The gap between rhetoric and concrete action is particularly visible in the response to the war in Ukraine. In February 2024 Macron surprised NATO partners by suggesting Western troops could be sent to Ukraine, an assertion he argued would introduce strategic ambiguity to complicate Russian decision-making. Lithuania’s former foreign minister Gabrielius Landsbergis described the proposal as bold and politically costly, but said the initiative ultimately faded amid successive summits and video calls without any deployment of troops.
Still, France did take steps that influenced others: it was the first Western country to provide armoured vehicles to Ukraine, a move that helped spur Germany and other states to supply heavier Leopard tanks. At the same time, critics have pointed to France’s deteriorating budget deficit as a factor limiting its capacity to supply the same level of financial support to Kyiv as other major Western nations. A former EU official remarked that Macron had "intuition, a way with words, a form of panache, but that’s incomplete when you haven’t got financial solidity."
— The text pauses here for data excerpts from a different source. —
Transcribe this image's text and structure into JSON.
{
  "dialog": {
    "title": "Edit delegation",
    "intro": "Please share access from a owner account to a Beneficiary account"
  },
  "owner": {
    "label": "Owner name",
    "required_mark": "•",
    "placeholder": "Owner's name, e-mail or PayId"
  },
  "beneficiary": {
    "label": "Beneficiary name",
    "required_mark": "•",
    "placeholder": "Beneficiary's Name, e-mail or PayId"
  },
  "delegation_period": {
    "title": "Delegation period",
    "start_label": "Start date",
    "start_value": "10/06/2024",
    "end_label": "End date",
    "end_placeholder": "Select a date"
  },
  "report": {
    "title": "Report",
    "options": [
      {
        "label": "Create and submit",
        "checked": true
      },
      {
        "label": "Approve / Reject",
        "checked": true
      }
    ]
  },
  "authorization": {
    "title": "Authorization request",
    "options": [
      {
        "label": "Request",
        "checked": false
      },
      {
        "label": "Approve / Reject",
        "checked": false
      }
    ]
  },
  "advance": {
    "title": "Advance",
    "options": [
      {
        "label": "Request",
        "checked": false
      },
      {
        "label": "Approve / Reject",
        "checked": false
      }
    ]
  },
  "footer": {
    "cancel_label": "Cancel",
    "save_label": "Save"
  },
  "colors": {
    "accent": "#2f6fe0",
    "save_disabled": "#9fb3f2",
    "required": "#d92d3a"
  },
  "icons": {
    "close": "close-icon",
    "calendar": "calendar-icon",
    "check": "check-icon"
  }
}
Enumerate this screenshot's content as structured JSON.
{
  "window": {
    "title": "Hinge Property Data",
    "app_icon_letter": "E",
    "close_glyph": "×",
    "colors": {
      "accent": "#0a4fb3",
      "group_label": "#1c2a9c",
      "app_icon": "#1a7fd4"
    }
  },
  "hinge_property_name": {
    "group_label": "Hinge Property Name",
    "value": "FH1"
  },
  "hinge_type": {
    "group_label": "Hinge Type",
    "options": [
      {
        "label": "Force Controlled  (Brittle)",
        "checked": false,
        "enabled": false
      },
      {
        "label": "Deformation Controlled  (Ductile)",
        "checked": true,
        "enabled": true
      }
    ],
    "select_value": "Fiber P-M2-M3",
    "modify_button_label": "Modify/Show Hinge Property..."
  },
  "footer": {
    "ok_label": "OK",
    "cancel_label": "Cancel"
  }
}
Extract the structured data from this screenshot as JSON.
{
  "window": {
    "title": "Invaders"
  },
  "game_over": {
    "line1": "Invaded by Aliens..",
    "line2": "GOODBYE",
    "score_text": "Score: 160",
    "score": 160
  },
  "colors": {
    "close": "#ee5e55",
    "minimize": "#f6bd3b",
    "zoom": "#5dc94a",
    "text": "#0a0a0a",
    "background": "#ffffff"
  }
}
Enduring influence within Europe
Analysts suggest Macron’s most lasting imprint may be inside the European Union. His advocacy for a more autonomous Europe - a bloc capable of acting independently of the United States or China - has gathered support among European capitals, according to Max Bergmann, director of the Europe, Russia, and Eurasia Program at CSIS. Bergmann observed that despite Macron’s low domestic approval, his ideas about Europe’s strategic trajectory are gaining ground.
Policies that once seemed marginal in Paris have been taken up across the EU in some form during Macron’s tenure, including joint European borrowing, a carbon border adjustment mechanism, and proposals to steer defence procurement toward European manufacturers rather than U.S. suppliers. Macron’s push to involve European partners more directly in nuclear deterrence operations has also prompted unexpectedly positive responses, in part due to doubts sown by past U.S. rhetoric about strategic commitments.
"What we are increasingly seeing is Europeans beginning to think about a life with less America," Bergmann said, reflecting a shift in European defence and strategic planning that Macron has advocated.
Assessment
Macron’s diplomatic playbook relies heavily on spectacle and personal diplomacy. That approach has produced moments of cohesion at high-profile summits and helped advance some of his ideas within the EU. Yet the limits of French hard power - constrained by fiscal pressures and a modest industrial base relative to larger powers - have hindered his capacity to convert symbolic success into long-term strategic control over international outcomes. The coming months will indicate whether recent demonstrations of unity at the lakeside summit and at Versailles translate into durable policy shifts or remain memorable, but fleeting, diplomatic pageantry.